Svetlana huyó a Estados Unidos, se casó de nuevo y tuvo hijos. ¿En qué momento sepultó el peso de su padre? ¿Al presenciar la caída del Muro de Berlín (1989)?
“Ella sabía que la Unión Soviética implosionaría, pero no esperaba que fuera tan pronto, y eso la emocionó. Creo que sí, que ella se liberó de esa carga del pasado en ese momento. Pensó que la unificación de Berlín significaría el paso inicial para que la sociedad rusa se liberara. Pero esa es la misma razón por la que, no obstante, una década después, se vio impactada por la llegada al poder de Vladimir Putin, un exagente de la KGB”.
Los otros hijos de Stalin, Yakov y Vasili, murieron de modo trágico.
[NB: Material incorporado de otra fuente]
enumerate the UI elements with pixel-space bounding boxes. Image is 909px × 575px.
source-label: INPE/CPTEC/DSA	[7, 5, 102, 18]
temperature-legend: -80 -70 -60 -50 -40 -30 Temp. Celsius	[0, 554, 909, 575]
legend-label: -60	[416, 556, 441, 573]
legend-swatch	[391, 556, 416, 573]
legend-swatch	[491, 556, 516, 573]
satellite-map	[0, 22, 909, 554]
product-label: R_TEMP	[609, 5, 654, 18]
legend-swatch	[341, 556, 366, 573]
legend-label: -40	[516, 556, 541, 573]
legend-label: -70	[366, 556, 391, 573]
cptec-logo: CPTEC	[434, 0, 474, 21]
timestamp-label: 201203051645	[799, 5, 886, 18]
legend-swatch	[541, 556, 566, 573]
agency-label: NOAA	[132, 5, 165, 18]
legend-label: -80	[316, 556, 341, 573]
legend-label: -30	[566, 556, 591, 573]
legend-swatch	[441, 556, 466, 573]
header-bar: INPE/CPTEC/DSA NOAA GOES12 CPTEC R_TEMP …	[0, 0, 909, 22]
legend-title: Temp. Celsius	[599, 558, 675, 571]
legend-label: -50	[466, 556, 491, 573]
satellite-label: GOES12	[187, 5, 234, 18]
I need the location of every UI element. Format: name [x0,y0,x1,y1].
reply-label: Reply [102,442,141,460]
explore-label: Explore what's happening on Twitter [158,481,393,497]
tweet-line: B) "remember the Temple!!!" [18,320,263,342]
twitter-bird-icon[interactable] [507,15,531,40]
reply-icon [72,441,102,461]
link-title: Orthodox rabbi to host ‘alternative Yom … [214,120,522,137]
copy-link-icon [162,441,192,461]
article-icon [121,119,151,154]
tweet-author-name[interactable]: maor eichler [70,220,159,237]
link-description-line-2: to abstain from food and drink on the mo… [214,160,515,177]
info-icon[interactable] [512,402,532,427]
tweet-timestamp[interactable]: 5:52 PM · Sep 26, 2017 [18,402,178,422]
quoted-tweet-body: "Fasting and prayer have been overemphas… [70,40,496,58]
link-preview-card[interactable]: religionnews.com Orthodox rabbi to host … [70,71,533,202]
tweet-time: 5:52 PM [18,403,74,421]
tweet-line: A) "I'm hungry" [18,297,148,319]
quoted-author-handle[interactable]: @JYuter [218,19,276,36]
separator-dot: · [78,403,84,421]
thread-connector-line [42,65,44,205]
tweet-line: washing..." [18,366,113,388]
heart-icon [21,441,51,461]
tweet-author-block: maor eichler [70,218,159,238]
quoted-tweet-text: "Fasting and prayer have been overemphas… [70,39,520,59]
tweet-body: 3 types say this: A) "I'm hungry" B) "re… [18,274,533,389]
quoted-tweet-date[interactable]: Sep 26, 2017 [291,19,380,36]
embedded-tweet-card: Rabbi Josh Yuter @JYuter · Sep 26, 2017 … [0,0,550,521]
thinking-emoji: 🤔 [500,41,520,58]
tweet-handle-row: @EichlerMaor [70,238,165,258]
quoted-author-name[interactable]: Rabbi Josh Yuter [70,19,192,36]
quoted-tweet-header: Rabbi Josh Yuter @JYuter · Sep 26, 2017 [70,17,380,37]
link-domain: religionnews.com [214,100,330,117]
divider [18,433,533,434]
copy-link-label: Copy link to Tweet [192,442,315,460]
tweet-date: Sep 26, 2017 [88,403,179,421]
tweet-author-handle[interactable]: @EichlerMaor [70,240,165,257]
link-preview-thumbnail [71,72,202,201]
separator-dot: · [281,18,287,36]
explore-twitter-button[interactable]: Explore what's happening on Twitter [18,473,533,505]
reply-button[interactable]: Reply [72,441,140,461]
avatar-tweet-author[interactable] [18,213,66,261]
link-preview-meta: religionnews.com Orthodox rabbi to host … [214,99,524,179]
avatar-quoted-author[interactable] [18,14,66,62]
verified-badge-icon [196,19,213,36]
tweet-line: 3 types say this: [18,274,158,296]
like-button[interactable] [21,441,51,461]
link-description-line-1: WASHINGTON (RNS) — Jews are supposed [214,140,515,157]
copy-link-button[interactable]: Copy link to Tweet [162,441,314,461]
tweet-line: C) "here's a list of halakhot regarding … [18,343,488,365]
Yakov asesinado en un campo de concentración nazi (1943), y Vasili por alcoholismo tras salir de una prisión comunista (1962). ¿Ese fue el sentido de la vida de Svetlana, evitar una muerte trágica por el pesado legado de su padre?
“Sí. Cuando pasó por Suiza camino de exiliarse en EE. UU. llevaba sus memorias, ‘Veinte cartas para un amigo’. El exdiplomático George Kennan le dijo ‘este es un libro maravilloso, podríamos buscar un editor’. Y ella le respondió ‘es buena idea, me podría comprar un carro y un perro’ (risas). Después lo vendió por todo el mundo y ganó más de 1,5 millones de dólares. Pero, tres años después, se los dio a su esposo Wesley Peters, que se los gastó todos. Volvió a la pobreza tras divorciarse de nuevo, y al final de su vida residía en un humilde hogar para adultos mayores. Decía ‘comencé en la cima y terminé en el fondo, pero estoy muy bien con ese destino. Lo que sí me da arrepentimiento es que mi madre no se casó con un carpintero’ (risas)”.